Some limitations warrant a cautious interpretation of the data. First, due to the cross-sectional design of the study, we do not have data from pre- or post-pandemic. Therefore, we do not know whether the high levels of anxiety, depression, and suicidal thoughts have already been present before the pandemic. Nevertheless, the findings show that people identifying as LGBTQ + are much more vulnerable to mental health problems compared to heterosexual, cisgender persons. Second, data was acquired in June and July of 2020 following three months of COVID-19-related lockdown in Germany. Previous studies have shown that the increase in mental health problems in the general population has decreased with the reduction of social distancing actions. However, we do not know whether this is also true for LGBTQ + identifying individuals, particularly given the high vulnerability of this population.
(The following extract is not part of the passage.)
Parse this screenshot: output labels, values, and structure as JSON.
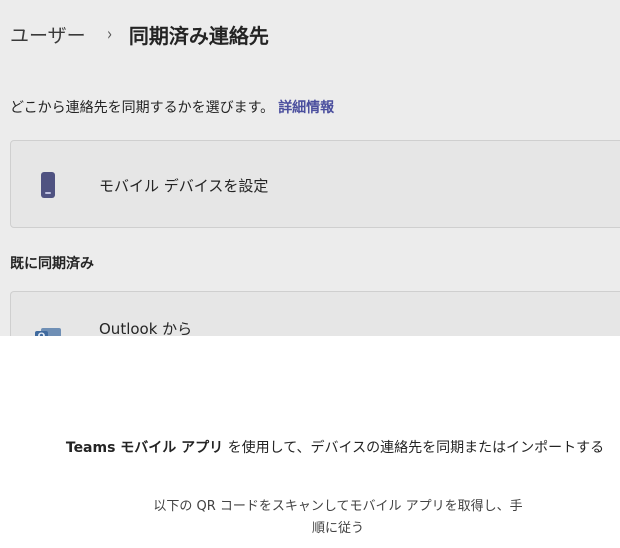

Therefore, future studies should focus on the long-lasting consequences of social isolation for people identifying as LGBTQ + also addressing the connectedness to the LGBTQ + community, which may reduce minority stress and mental health problems [24, 25]. Third, we did not assess the frequency of face-to-face communication, which may be interesting to investigate post-pandemic to explore the role of face-to-face communication as mediating factor between LGBTQ + identity, feelings of loneliness and mental health.

Conclusion

The current findings show that LGBTQ+-identifying individuals had significantly higher levels of depression, anxiety, and suicidal thoughts compared to individuals not identifying as LGBTQ + during the initial COVID-19-related lockdown in Germany. Interestingly, the effect of LGBTQ + on mental health was partly mediated by loneliness and social support, which, in turn, were affected by face-to-face contact during the lockdown. Given the high impact of loneliness on mental health, governmental actions should be taken to promote social connectedness particularly among LGBTQ + identifying individuals to ensure that the COVID-19 pandemic does not exacerbate the health inequalities that already exist between LGBTQ+-identifying and heterosexual, cisgender people.